İdeolojik oyunlar, kaygı dolu ve mutsuz bir
öğrenci ahvali tecrübesinin üstesinden gelmenin yollarından biri
de olabilir. Tanımadığı rakiplerden oluşan koca bir kalabalıkla
tedirgin edici bir temasın uyandırdığı endişeyi her an hisseden
ve son derece güç çalışma şartlarıyla karşı karşıya bulunan Parisli
öğrenci için, ne pahasına olursa olsun orijinal olmanın peşinde
koşmak fevkalade hayati bir işleve sahiptir. Bunalma ya da tecrit
olma gibi daha kolaylıkla itiraf edilebilen tecrübelerin, yer değiştirmiş olarak öğrencinin temel kaygısını ifade ediyor olması
da mümkündür: “Ben neyim” ve “değerim ne” sorularını hiç
durmadan sormaya mahkûm olup okuldaki başarı dışında bir
seçilmişlik göstergesine sahip olmadığından ötürü başarısızlık
veya anonimlik hissiyatını mevcudiyetinin derinliğinde hisseder.
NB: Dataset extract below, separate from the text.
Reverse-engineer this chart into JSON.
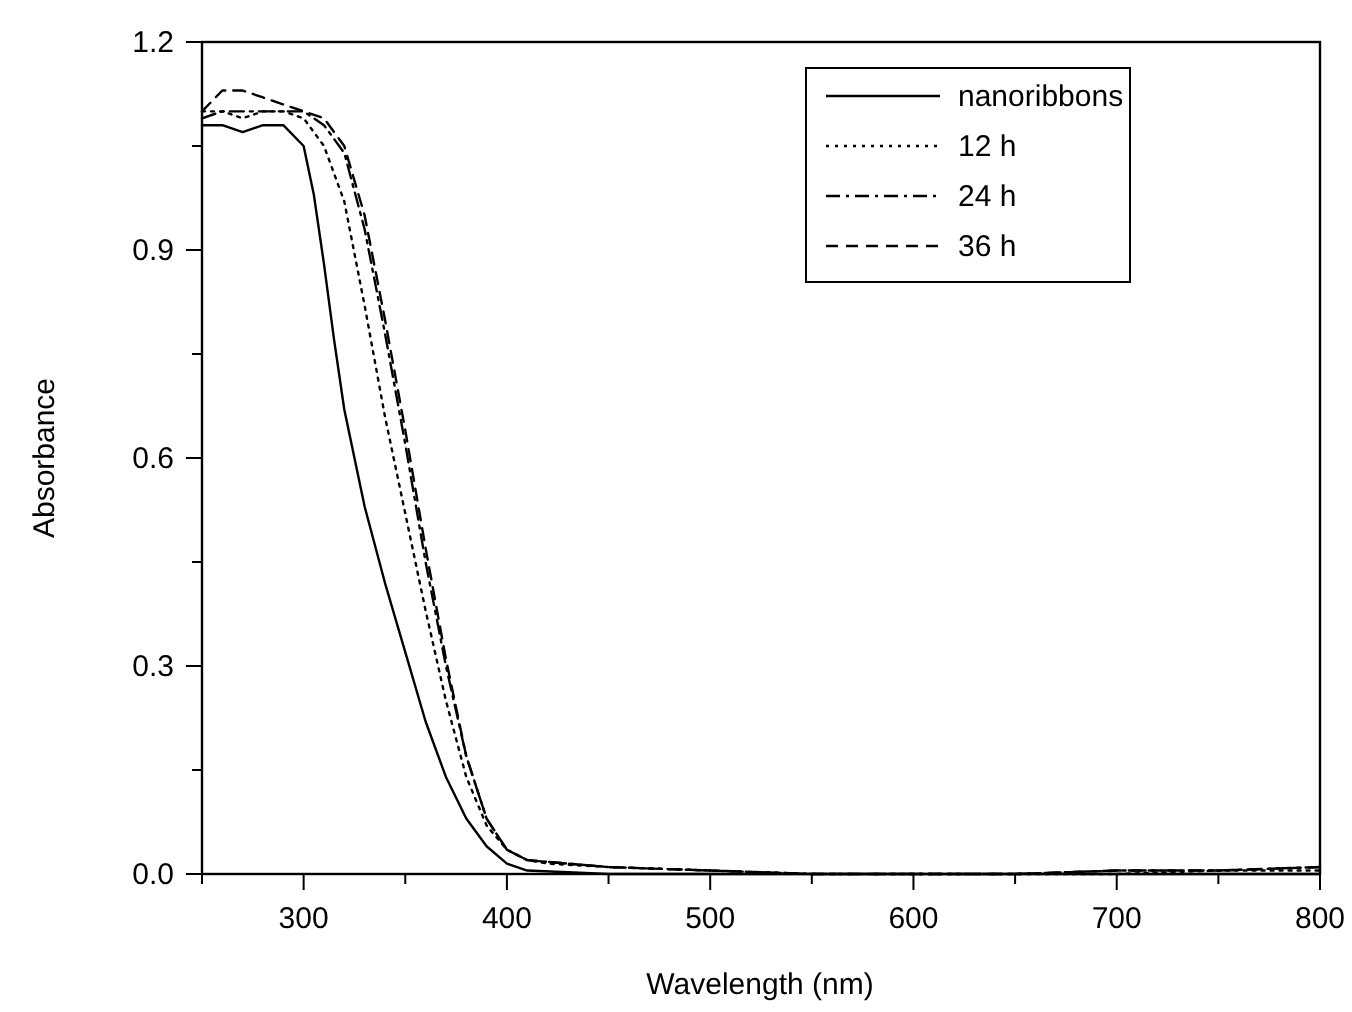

Hoca tarafından fark edilmek (“göze girmek”) için yapılan kurnazlıklar ve gösterilen gayretler veyahut da onun tam tersi olan küçümseme ve çekiştirme gibi ideolojik tartışmalar da neredeyse bir terk ediliş tecrübesine benzeyen bu tecrübeden kaçınmanın yöntemlerindendir.